As a sixth-grade teacher at Calvary Chapel Christian School in Brownsville, Kierra Cannon would lead her history class in mock elections, teaching them about the importance of their rights as citizens and of doing things with integrity.
Over the past few weeks, she’s gotten a new opportunity to put her ideals into practice. Cannon, 30, was appointed last month as Greene County’s new elections director, starting April 11.
She’s always been passionate about people using their voting rights, she said. And she loves still getting to use her skills as an educator.
“I was really excited to use my background to kind of launch myself into this position, and it’s been going great so far,” she said.
The Rices Landing native spent 10 years as a teacher at Calvary Chapel, starting out in preschool before moving to teaching history and literature for sixth through eighth-graders.
For the past year and a half, Cannon had been employed by the county as a Child and Youth Services caseworker.
It was a different kind of stress than teaching, she said. Knocking on doors forced her out of her comfort zone. And it was an experience that she said “made stress launch me instead of scare me.”
“Working in that stressful environment of Children and Youth brought me to have a sense of calm,” she said. I’m not scared of people getting angry with me. I know it’s inevitable. No matter how perfect you could be in the world, people are going to get mad at you.”

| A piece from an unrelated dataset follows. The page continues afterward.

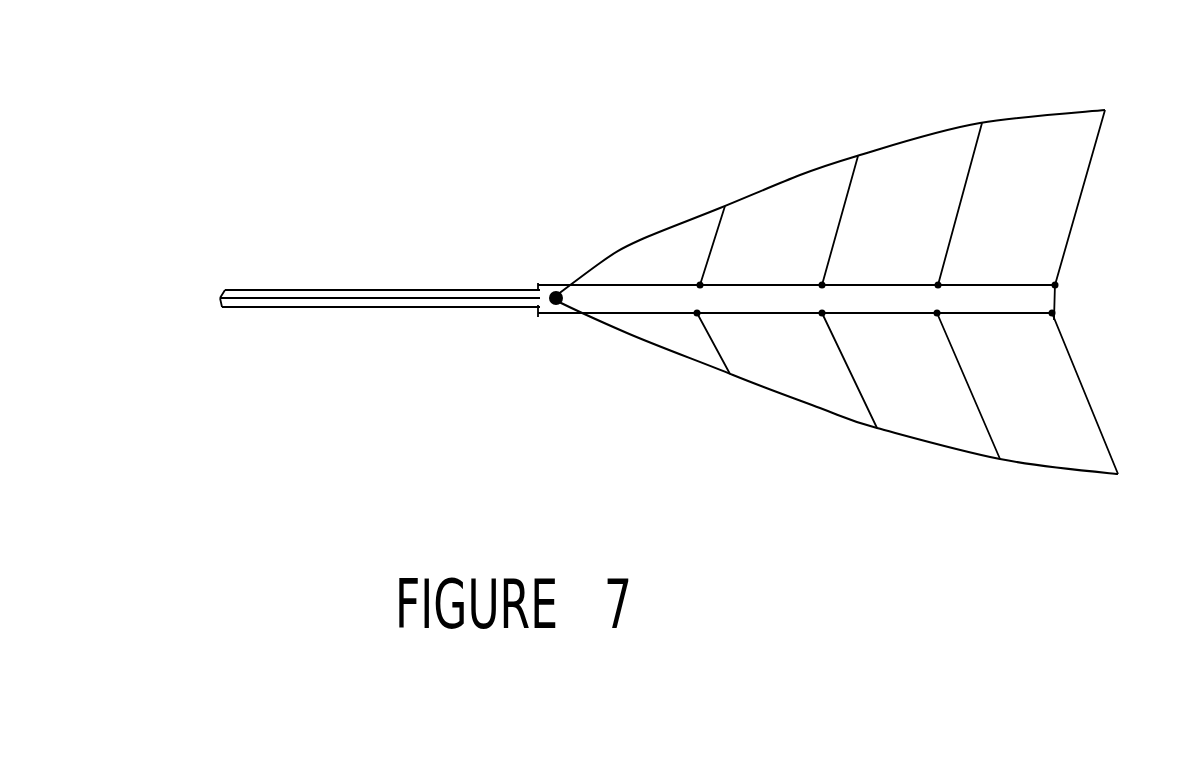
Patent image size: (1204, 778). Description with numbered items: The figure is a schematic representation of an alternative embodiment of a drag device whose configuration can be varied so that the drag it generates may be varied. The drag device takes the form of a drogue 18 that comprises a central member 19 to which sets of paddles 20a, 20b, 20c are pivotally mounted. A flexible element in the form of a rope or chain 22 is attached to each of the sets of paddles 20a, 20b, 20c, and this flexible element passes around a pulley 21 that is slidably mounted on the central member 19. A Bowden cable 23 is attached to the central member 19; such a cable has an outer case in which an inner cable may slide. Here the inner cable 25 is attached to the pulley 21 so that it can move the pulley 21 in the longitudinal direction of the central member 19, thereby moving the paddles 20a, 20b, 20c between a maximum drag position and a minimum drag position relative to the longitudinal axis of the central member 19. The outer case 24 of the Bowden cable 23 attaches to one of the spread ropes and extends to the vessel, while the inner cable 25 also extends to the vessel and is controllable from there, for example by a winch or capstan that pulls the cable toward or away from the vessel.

That mentality made her more excited than scared to take on what’s been a high-turnover role as of late. Cannon became the county’s seventh elections director since 2020.

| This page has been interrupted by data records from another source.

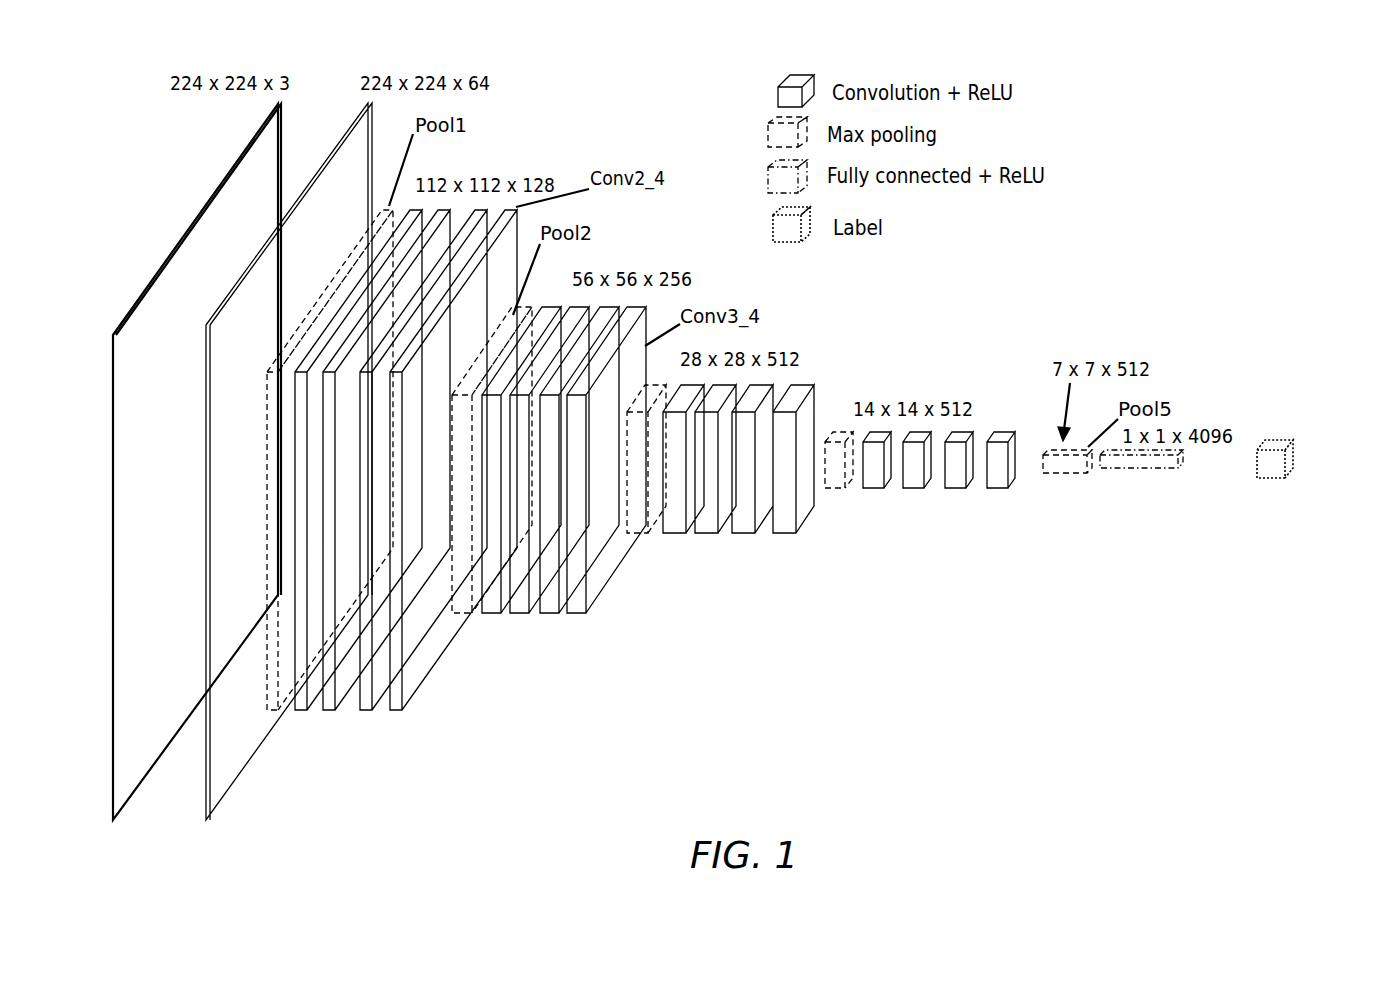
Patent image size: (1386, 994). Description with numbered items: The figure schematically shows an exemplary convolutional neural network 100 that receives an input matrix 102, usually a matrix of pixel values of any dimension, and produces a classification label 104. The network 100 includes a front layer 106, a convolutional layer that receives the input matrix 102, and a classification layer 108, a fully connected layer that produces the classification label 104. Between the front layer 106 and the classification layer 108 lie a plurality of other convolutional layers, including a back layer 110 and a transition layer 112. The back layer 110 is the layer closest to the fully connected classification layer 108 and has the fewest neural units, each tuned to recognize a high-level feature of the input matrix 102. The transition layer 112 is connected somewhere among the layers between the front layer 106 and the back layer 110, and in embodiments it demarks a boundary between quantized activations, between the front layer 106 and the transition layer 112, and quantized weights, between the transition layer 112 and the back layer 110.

The convolutional neural network 100 is at (598, 114).
The input matrix 102 is at (197, 217).
The classification label 104 is at (1273, 448).
The front layer 106 is at (347, 127).
The classification layer 108 is at (1128, 475).
The back layer 110 is at (1005, 432).
The transition layer 112 is at (792, 402).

While the elections director position is important, she said, it’s another variety of stress from what she faced at CYS: the kind where she “can be stressed packing envelopes.”
With the May 20 primary looming, she’s already had plenty of chances. It requires constant attention to detail, she said, such as double-checking envelope after envelope to make sure address labels match the ID number.
“Everybody says this is probably the hardest one to jump into,” she said. “So if we can get through this, then we’re good.”
On Tuesday, the last day for voters to apply for a mail-in ballot, she said the most recent figures showed 1,872 ballots being mailed out to voters — though that number continues to rise.
“We’ve been getting flooded with phone calls that people haven’t received their ballots yet, but they’re coming,” she said. “I keep telling them, ‘We looked in our system, and they are sent.'”
She’s gotten help from a variety of sources throughout the primary, both within the elections office and from other departments such as the Department of Human Services.
After the primary, she and elections manager Josephine Weingart plan to give the office a “mini-makeover,” making some cosmetic upgrades and adjusting the physical layout of the office to make it more organized.
In this and future elections, Cannon also wants to ensure the elderly can vote. After running it by the Pennsylvania Department of State, she’s already put into place one solution for seniors worried about mailing their ballots back.
“They can pull up to the curb, give us a call, and I’ll run out there and take their ballot in here for them, so they don’t have to get out of the car,” she said.